The performance about pythia and LLaMA model architecture

EleutherAI / pythia

The hub for EleutherAI's work on interpretability and learning dynamics

Apache License 2.0

2.14k stars 156 forks source link

The performance about pythia and LLaMA model architecture #122

Closed peiyingxin closed 8 months ago

peiyingxin commented 9 months ago

Hi, first of all, thanks for your great contributions to open research! I have confused about model architecture will influence model performance, I note that pythia model Layer Block like

pseudocode: x = x + attn(ln1(x)) + mlp(ln2(x))

and GPT or LLaMA Layer Block like

pseudocode: x = x + attn(ln1(x)) x = x + mlp(ln2(x))

have you been test performance about model architecture difference?

StellaAthena commented 8 months ago

Yes!

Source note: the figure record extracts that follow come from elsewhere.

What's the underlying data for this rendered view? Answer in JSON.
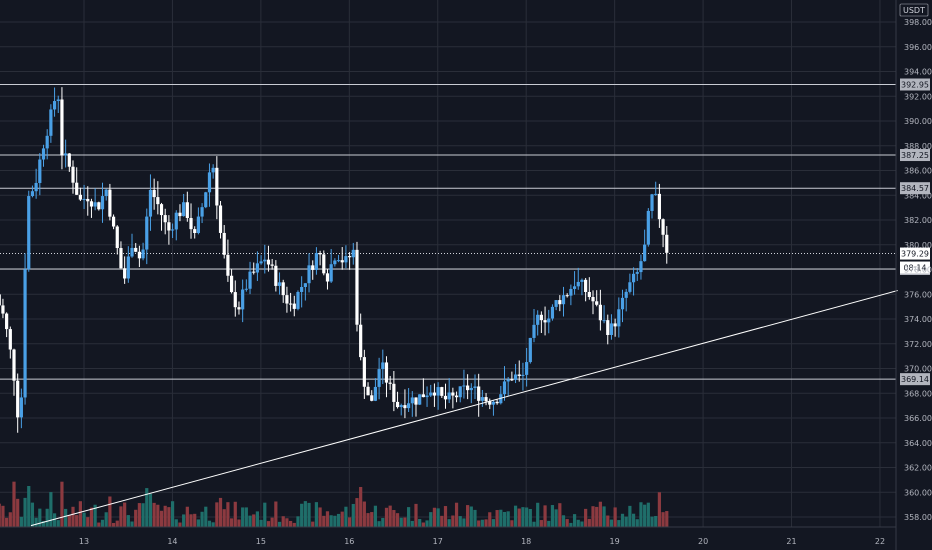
{
  "chart_data": {
    "type": "candlestick",
    "currency": "USDT",
    "ylim": [
      357,
      399.5
    ],
    "y_ticks": [
      "358.00",
      "360.00",
      "362.00",
      "364.00",
      "366.00",
      "368.00",
      "370.00",
      "372.00",
      "374.00",
      "376.00",
      "378.00",
      "380.00",
      "382.00",
      "384.00",
      "386.00",
      "388.00",
      "390.00",
      "392.00",
      "394.00",
      "396.00",
      "398.00"
    ],
    "x_tick_labels": [
      "13",
      "14",
      "15",
      "16",
      "17",
      "18",
      "19",
      "20",
      "21",
      "22"
    ],
    "horizontal_levels": [
      {
        "label": "392.95",
        "value": 392.95
      },
      {
        "label": "387.25",
        "value": 387.25
      },
      {
        "label": "384.57",
        "value": 384.57
      },
      {
        "label": "378.04",
        "value": 378.04
      },
      {
        "label": "369.14",
        "value": 369.14
      }
    ],
    "trendline": {
      "from": {
        "day": 12.4,
        "price": 357.3
      },
      "to": {
        "day": 22.2,
        "price": 376.3
      }
    },
    "current_price": {
      "label": "379.29",
      "value": 379.29,
      "countdown": "08:14"
    },
    "candle_pattern": {
      "first_candle_day": 12.0,
      "candle_interval_days": 0.0417,
      "bull_color": "#4aa0e6",
      "bear_color": "#ffffff",
      "vol_up_color": "#1f6e6a",
      "vol_down_color": "#8c3a40"
    },
    "anchors": [
      [
        12.0,
        376.0
      ],
      [
        12.1,
        374.0
      ],
      [
        12.2,
        370.0
      ],
      [
        12.25,
        366.5
      ],
      [
        12.3,
        368.0
      ],
      [
        12.35,
        383.5
      ],
      [
        12.45,
        385.0
      ],
      [
        12.55,
        388.5
      ],
      [
        12.65,
        391.0
      ],
      [
        12.7,
        393.0
      ],
      [
        12.75,
        387.5
      ],
      [
        12.85,
        386.0
      ],
      [
        12.95,
        383.5
      ],
      [
        13.05,
        384.0
      ],
      [
        13.15,
        383.0
      ],
      [
        13.25,
        384.5
      ],
      [
        13.35,
        380.5
      ],
      [
        13.45,
        377.0
      ],
      [
        13.55,
        380.5
      ],
      [
        13.65,
        378.5
      ],
      [
        13.75,
        384.5
      ],
      [
        13.85,
        383.0
      ],
      [
        13.95,
        381.0
      ],
      [
        14.05,
        382.5
      ],
      [
        14.15,
        383.0
      ],
      [
        14.25,
        380.5
      ],
      [
        14.35,
        383.5
      ],
      [
        14.45,
        387.0
      ],
      [
        14.55,
        380.5
      ],
      [
        14.65,
        376.0
      ],
      [
        14.75,
        375.0
      ],
      [
        14.85,
        377.0
      ],
      [
        14.95,
        378.0
      ],
      [
        15.05,
        379.0
      ],
      [
        15.15,
        377.5
      ],
      [
        15.25,
        376.0
      ],
      [
        15.35,
        375.0
      ],
      [
        15.45,
        376.5
      ],
      [
        15.55,
        378.0
      ],
      [
        15.65,
        379.5
      ],
      [
        15.75,
        377.5
      ],
      [
        15.85,
        379.5
      ],
      [
        15.95,
        378.5
      ],
      [
        16.05,
        379.5
      ],
      [
        16.1,
        372.0
      ],
      [
        16.15,
        369.5
      ],
      [
        16.25,
        367.0
      ],
      [
        16.35,
        370.5
      ],
      [
        16.45,
        368.5
      ],
      [
        16.55,
        367.0
      ],
      [
        16.65,
        367.5
      ],
      [
        16.75,
        367.5
      ],
      [
        16.85,
        368.0
      ],
      [
        16.95,
        368.5
      ],
      [
        17.05,
        367.5
      ],
      [
        17.15,
        367.5
      ],
      [
        17.25,
        368.0
      ],
      [
        17.35,
        368.5
      ],
      [
        17.45,
        368.0
      ],
      [
        17.55,
        367.5
      ],
      [
        17.65,
        367.5
      ],
      [
        17.75,
        368.5
      ],
      [
        17.85,
        369.5
      ],
      [
        17.95,
        369.0
      ],
      [
        18.05,
        372.0
      ],
      [
        18.15,
        374.5
      ],
      [
        18.25,
        374.0
      ],
      [
        18.35,
        375.5
      ],
      [
        18.45,
        376.0
      ],
      [
        18.55,
        377.0
      ],
      [
        18.65,
        376.5
      ],
      [
        18.75,
        375.5
      ],
      [
        18.85,
        374.0
      ],
      [
        18.95,
        373.0
      ],
      [
        19.05,
        374.5
      ],
      [
        19.15,
        376.5
      ],
      [
        19.25,
        377.5
      ],
      [
        19.35,
        380.0
      ],
      [
        19.4,
        383.5
      ],
      [
        19.45,
        384.0
      ],
      [
        19.5,
        382.5
      ],
      [
        19.55,
        381.0
      ],
      [
        19.6,
        379.3
      ]
    ]
  }
}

Putting the MLP and attention layers in parallel is known to not hurt performance at scale while providing a substantial increase in training speed. It was introduced by GPT-J-6 and has previously been used by GPT-NeoX-20B, PaLM 1 and 2, ViT-22B, and many more. Experiments at different labs consistently report a 15% speed-up in training.

Its generally reported on without a full ablation, but the PaLM 1 paper and GPT-NeoX-20B paper both describe experiments showing this.